14. The molecule according to claim 1, wherein said positively charge moiety comprises at least one group of arginine, polyamin and/or guanidine.

15. The molecule according to claim 14, wherein said polyamine is spermine, spermidine or putricine.

16. The molecule according to claim 1, wherein said hydrophobic moiety, said nucleic acid sequence and said positively charge moiety are linked to each other directly via peptide bonds.

17. The molecule according to claim 1, further comprising a linker moiety linking between said hydrophobic moiety, said nucleic acid sequence and said positively charge moiety.

18. The molecule according to claim 17, wherein said linker moiety is polyethylene glycol, disulfide, amide, amine, oxyamine, oxyimine, morpholine, thioether, thiourea sulfonamide, ether, ester, carbonate, carbamate, avidin, strepavidin, biotin, praline, lysine, cysteine, guanidine or any combination thereof.

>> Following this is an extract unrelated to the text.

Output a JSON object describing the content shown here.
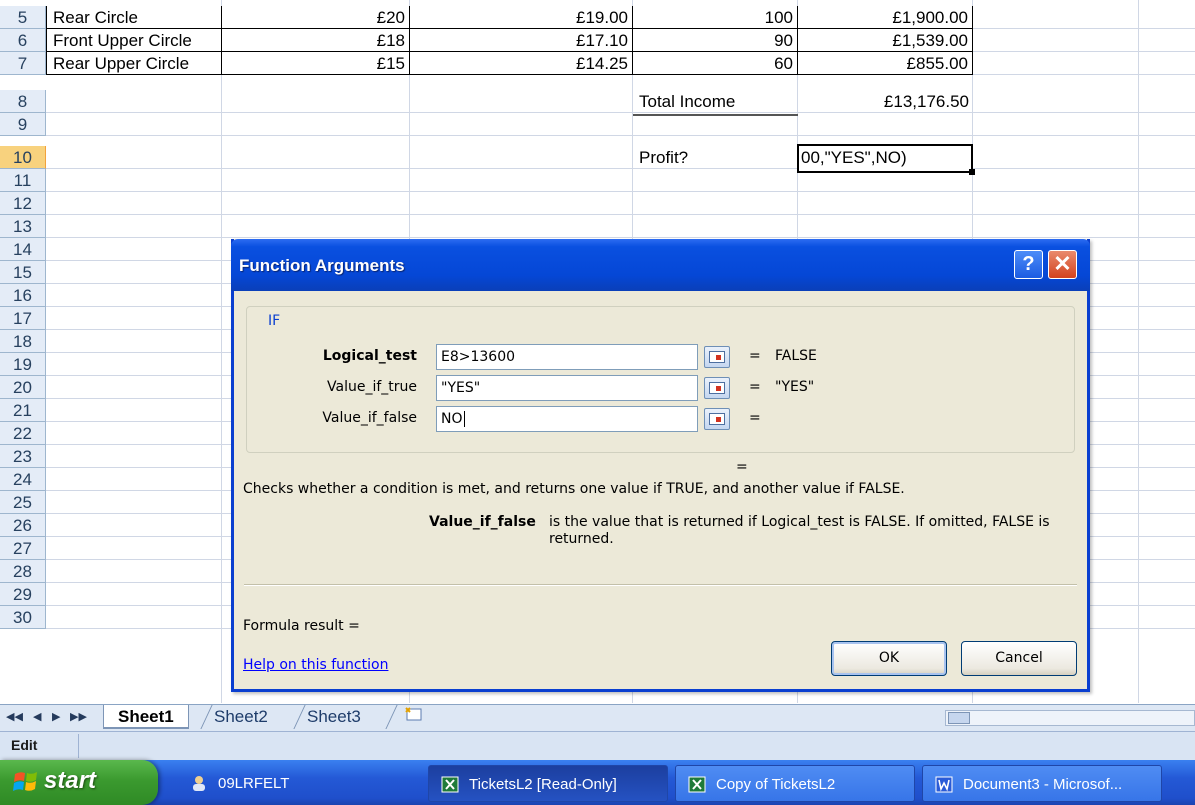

19. The molecule according to claim 18, wherein the molecular weight of said polyethylene glycol is in the range of 2000-40,000.

20. A composition comprising as an active ingredient an effective amount of one or more molecules according to claim 1, together with one or more pharmaceutically acceptable excipients or adjuvants.

21. The composition according to claim 20, formulated for oral or parenteral or intravenous, transdermal, intranasal administration.

22. A method for delivering a nucleic acid sequence across a cellular membrane comprising the step of applying to a cell an effective amount of one or more molecules according to claim 1.

23. The method according to claim 22, wherein said cell is an endothelial cell, neuronal cell and glial cell.

24. A method for intracellular targeting of a nucleic acid sequence to an intracellular organelle comprising the step of applying to a cell an effective amount of one or more molecules according to claim 1.

25. A method for intracellular targeting of a nucleic acid sequence to an intracellular organelle comprising the step of applying to a cell an effective amount of one or more molecules according to claim 1, wherein said molecule crosses the nuclear membrane.

26. A method for delivering a nucleic acid sequence to the brain across the blood brain barrier, said method comprising the step of administering to a subject an effective amount of one or more molecules according to claim 1.